I guess what you'd really want to know is to find out about queries that
do seqscans to match relatively small fractions of the total tuples
scanned, ie low-selectivity seqscans. I'm not sure whether or not it's
possible to gather this data with PostgreSQL's current level of stats
detail.

--
Craig Ringer

Re: : Tracking Full Table Scans

From
Venkat Balaji
Date:
Thanks Kevin !!

I will have a look at the source tree.

Regards
VB

On Tue, Sep 27, 2011 at 10:45 PM, Kevin Grittner <Kevin.Grittner@wicourts.gov> wrote:
Venkat Balaji <venkat.balaji@verse.in> wrote:

> I would like to know the difference between "n_tup_upd" and
> "n_tup_hot_upd".

A HOT update is used when none of the updated columns are used in an
index and there is room for the new tuple (version of the row) on
the same page as the old tuple.  This is faster for a number of
reasons, and cleanup of the old tuple is a little different.

If you want the gory implementation details, take a look at this
file in the source tree:

src/backend/access/heap/README.HOT

-Kevin

Re: : Tracking Full Table Scans

From
Venkat Balaji
Date:
Yes.

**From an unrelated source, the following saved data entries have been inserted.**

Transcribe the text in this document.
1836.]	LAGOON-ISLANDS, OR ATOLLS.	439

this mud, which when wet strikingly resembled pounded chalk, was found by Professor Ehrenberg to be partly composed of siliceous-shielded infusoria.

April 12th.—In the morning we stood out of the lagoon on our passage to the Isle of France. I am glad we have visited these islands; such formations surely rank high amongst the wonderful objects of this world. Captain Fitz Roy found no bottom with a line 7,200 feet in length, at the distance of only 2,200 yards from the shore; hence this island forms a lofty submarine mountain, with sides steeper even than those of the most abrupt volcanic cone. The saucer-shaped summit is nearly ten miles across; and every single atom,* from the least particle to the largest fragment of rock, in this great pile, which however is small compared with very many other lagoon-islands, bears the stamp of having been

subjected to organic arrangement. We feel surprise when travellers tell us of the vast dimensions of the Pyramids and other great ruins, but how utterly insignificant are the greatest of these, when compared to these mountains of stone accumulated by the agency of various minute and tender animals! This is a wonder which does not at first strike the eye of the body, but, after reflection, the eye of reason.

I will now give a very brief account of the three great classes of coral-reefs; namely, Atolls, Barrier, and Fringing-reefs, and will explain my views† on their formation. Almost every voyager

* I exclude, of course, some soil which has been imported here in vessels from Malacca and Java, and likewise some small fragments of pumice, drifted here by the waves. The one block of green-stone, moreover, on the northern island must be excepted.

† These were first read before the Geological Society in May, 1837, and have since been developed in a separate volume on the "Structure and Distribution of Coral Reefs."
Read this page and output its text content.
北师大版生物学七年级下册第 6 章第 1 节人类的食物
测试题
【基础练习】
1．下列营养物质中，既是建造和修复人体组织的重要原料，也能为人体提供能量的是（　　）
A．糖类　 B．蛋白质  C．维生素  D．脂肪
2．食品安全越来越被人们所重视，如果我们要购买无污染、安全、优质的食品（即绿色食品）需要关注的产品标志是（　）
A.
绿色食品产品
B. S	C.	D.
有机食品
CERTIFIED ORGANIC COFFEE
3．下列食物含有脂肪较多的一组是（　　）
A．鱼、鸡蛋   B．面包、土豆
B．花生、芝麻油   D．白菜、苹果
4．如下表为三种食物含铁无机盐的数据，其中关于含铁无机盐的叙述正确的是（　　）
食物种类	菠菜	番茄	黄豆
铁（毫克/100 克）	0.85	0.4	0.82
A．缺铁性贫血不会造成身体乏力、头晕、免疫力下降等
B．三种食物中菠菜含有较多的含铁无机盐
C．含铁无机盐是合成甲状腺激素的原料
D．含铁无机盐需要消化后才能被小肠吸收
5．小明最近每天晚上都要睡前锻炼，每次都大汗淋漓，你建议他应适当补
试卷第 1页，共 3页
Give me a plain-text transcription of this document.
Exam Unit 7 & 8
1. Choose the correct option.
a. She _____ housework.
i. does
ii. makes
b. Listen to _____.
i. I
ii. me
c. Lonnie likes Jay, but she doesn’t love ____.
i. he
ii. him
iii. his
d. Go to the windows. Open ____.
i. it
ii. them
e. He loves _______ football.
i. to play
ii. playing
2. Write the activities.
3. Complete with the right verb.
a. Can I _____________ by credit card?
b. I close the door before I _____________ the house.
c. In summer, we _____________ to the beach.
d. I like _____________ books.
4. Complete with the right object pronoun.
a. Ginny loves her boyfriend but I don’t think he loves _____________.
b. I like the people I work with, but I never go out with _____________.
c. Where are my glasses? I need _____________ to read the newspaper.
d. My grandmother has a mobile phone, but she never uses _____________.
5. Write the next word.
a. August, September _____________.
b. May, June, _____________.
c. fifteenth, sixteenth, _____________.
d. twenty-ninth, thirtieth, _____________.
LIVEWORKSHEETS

I am looking for the justified full table scans.

If bigger tables are getting scanned, I would like to know %age rows scanned against %age rows as the output.

If the query needs 80% of the rows as the output, then a full table scan is always better.

I believe there is a possibility for this in Postgres. I think we can get this using pg_stat_user_table, pg_statio_user_tables and pg_stats.

I will post the calculation once it i get it.

Thanks
VB

On Wed, Sep 28, 2011 at 6:25 AM, Craig Ringer <ringerc@ringerc.id.au> wrote:
On 09/28/2011 12:26 AM, Venkat Balaji wrote:
Thanks a lot Kevin !!

Yes. I intended to track full table scans first to ensure that only
small tables or tables with very less pages are (as you said) getting
scanned full.

It can also be best to do a full table scan of a big table for some queries. If the query needs to touch all the data in a table - for example, for an aggregate - then the query will often complete fastest and with less disk use by using a sequential scan.

I guess what you'd really want to know is to find out about queries that do seqscans to match relatively small fractions of the total tuples scanned, ie low-selectivity seqscans. I'm not sure whether or not it's possible to gather this data with PostgreSQL's current level of stats detail.

--
Craig Ringer